486,012 views
1 vote
1 vote
when are issuers more likely to call an outstanding bond issue? when interest rates are higher than they were when the bonds were issued when interest rates are lower than they were when the bonds were issued

User Roydukkey
by
2.8k points

1 Answer

6 votes
6 votes

Answer:When intrest rates are lower than they were when the bonds were issued.

Explanation:Issuers are more likely to call a bond issue if rates have fallen significantly since the bonds were issued (The issuer often sets the call price). Suppose a firm issued bonds at par, initially selling for the face value of $1,000, when rates were 10% (Coupon Rate = Yield to Maturity (YTM) = 10%). Remember that the interest rate a firm pays on its debt depends on a number of internal and external factors. Suppose rates have fallen to 6% after five years. If the bonds have a call provision, the firm probably would elect to call them, because it can issue new 6% coupon bonds and use the proceeds to buy back the outstanding bonds. In those circumstances, the firm’s interest expense per bond would fall from $100 per bond to $60 per bond.

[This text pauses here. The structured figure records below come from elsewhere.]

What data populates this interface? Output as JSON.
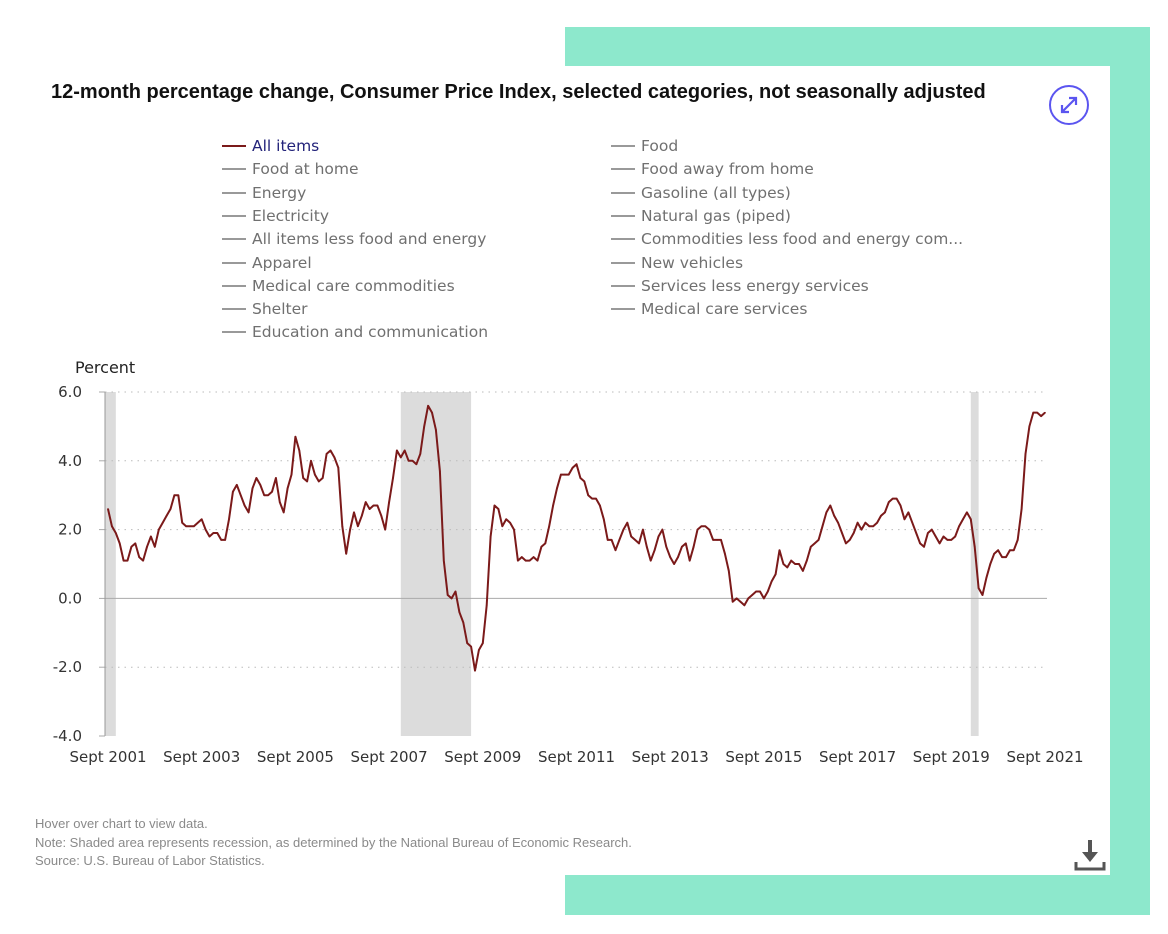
{
  "title": "12-month percentage change, Consumer Price Index, selected categories, not seasonally adjusted",
  "icons": {
    "expand": "expand-arrows-icon",
    "download": "download-icon"
  },
  "colors": {
    "active_series": "#7b1a1a",
    "active_legend_text": "#23237a",
    "inactive": "#999999",
    "recession_shade": "#dcdcdc",
    "accent": "#5b55f0",
    "frame": "#8de8cc"
  },
  "legend": {
    "left": [
      "All items",
      "Food at home",
      "Energy",
      "Electricity",
      "All items less food and energy",
      "Apparel",
      "Medical care commodities",
      "Shelter",
      "Education and communication"
    ],
    "right": [
      "Food",
      "Food away from home",
      "Gasoline (all types)",
      "Natural gas (piped)",
      "Commodities less food and energy com...",
      "New vehicles",
      "Services less energy services",
      "Medical care services"
    ]
  },
  "chart_data": {
    "type": "line",
    "ylabel": "Percent",
    "ylim": [
      -4.0,
      6.0
    ],
    "yticks": [
      "6.0",
      "4.0",
      "2.0",
      "0.0",
      "-2.0",
      "-4.0"
    ],
    "ytick_values": [
      6,
      4,
      2,
      0,
      -2,
      -4
    ],
    "xticks": [
      "Sept 2001",
      "Sept 2003",
      "Sept 2005",
      "Sept 2007",
      "Sept 2009",
      "Sept 2011",
      "Sept 2013",
      "Sept 2015",
      "Sept 2017",
      "Sept 2019",
      "Sept 2021"
    ],
    "x_start": "2001-09",
    "x_end": "2021-09",
    "grid": "horizontal dotted",
    "recessions": [
      [
        "2001-03",
        "2001-11"
      ],
      [
        "2007-12",
        "2009-06"
      ],
      [
        "2020-02",
        "2020-04"
      ]
    ],
    "series": [
      {
        "name": "All items",
        "start": "2001-09",
        "frequency": "monthly",
        "values": [
          2.6,
          2.1,
          1.9,
          1.6,
          1.1,
          1.1,
          1.5,
          1.6,
          1.2,
          1.1,
          1.5,
          1.8,
          1.5,
          2.0,
          2.2,
          2.4,
          2.6,
          3.0,
          3.0,
          2.2,
          2.1,
          2.1,
          2.1,
          2.2,
          2.3,
          2.0,
          1.8,
          1.9,
          1.9,
          1.7,
          1.7,
          2.3,
          3.1,
          3.3,
          3.0,
          2.7,
          2.5,
          3.2,
          3.5,
          3.3,
          3.0,
          3.0,
          3.1,
          3.5,
          2.8,
          2.5,
          3.2,
          3.6,
          4.7,
          4.3,
          3.5,
          3.4,
          4.0,
          3.6,
          3.4,
          3.5,
          4.2,
          4.3,
          4.1,
          3.8,
          2.1,
          1.3,
          2.0,
          2.5,
          2.1,
          2.4,
          2.8,
          2.6,
          2.7,
          2.7,
          2.4,
          2.0,
          2.8,
          3.5,
          4.3,
          4.1,
          4.3,
          4.0,
          4.0,
          3.9,
          4.2,
          5.0,
          5.6,
          5.4,
          4.9,
          3.7,
          1.1,
          0.1,
          0.0,
          0.2,
          -0.4,
          -0.7,
          -1.3,
          -1.4,
          -2.1,
          -1.5,
          -1.3,
          -0.2,
          1.8,
          2.7,
          2.6,
          2.1,
          2.3,
          2.2,
          2.0,
          1.1,
          1.2,
          1.1,
          1.1,
          1.2,
          1.1,
          1.5,
          1.6,
          2.1,
          2.7,
          3.2,
          3.6,
          3.6,
          3.6,
          3.8,
          3.9,
          3.5,
          3.4,
          3.0,
          2.9,
          2.9,
          2.7,
          2.3,
          1.7,
          1.7,
          1.4,
          1.7,
          2.0,
          2.2,
          1.8,
          1.7,
          1.6,
          2.0,
          1.5,
          1.1,
          1.4,
          1.8,
          2.0,
          1.5,
          1.2,
          1.0,
          1.2,
          1.5,
          1.6,
          1.1,
          1.5,
          2.0,
          2.1,
          2.1,
          2.0,
          1.7,
          1.7,
          1.7,
          1.3,
          0.8,
          -0.1,
          0.0,
          -0.1,
          -0.2,
          0.0,
          0.1,
          0.2,
          0.2,
          0.0,
          0.2,
          0.5,
          0.7,
          1.4,
          1.0,
          0.9,
          1.1,
          1.0,
          1.0,
          0.8,
          1.1,
          1.5,
          1.6,
          1.7,
          2.1,
          2.5,
          2.7,
          2.4,
          2.2,
          1.9,
          1.6,
          1.7,
          1.9,
          2.2,
          2.0,
          2.2,
          2.1,
          2.1,
          2.2,
          2.4,
          2.5,
          2.8,
          2.9,
          2.9,
          2.7,
          2.3,
          2.5,
          2.2,
          1.9,
          1.6,
          1.5,
          1.9,
          2.0,
          1.8,
          1.6,
          1.8,
          1.7,
          1.7,
          1.8,
          2.1,
          2.3,
          2.5,
          2.3,
          1.5,
          0.3,
          0.1,
          0.6,
          1.0,
          1.3,
          1.4,
          1.2,
          1.2,
          1.4,
          1.4,
          1.7,
          2.6,
          4.2,
          5.0,
          5.4,
          5.4,
          5.3,
          5.4
        ]
      }
    ]
  },
  "footer": {
    "hover": "Hover over chart to view data.",
    "note": "Note: Shaded area represents recession, as determined by the National Bureau of Economic Research.",
    "source": "Source: U.S. Bureau of Labor Statistics."
  }
}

However, the firm must pay transaction costs to conduct this refunding operation. Therefore, it must make sure that the interest cost savings outweigh the transaction costs.

Alternatively, suppose rates have risen to 14% during that five-year period. If the firm called the bonds then, it would need to issue new 14% coupon bonds, which would increase its interest expense unnecessarily. The firm is paying 10% annual interest in a 14% annual interest world. The firm would not choose to pay higher interest rates for borrowed funds, which is what would happen if it called bonds in this situation.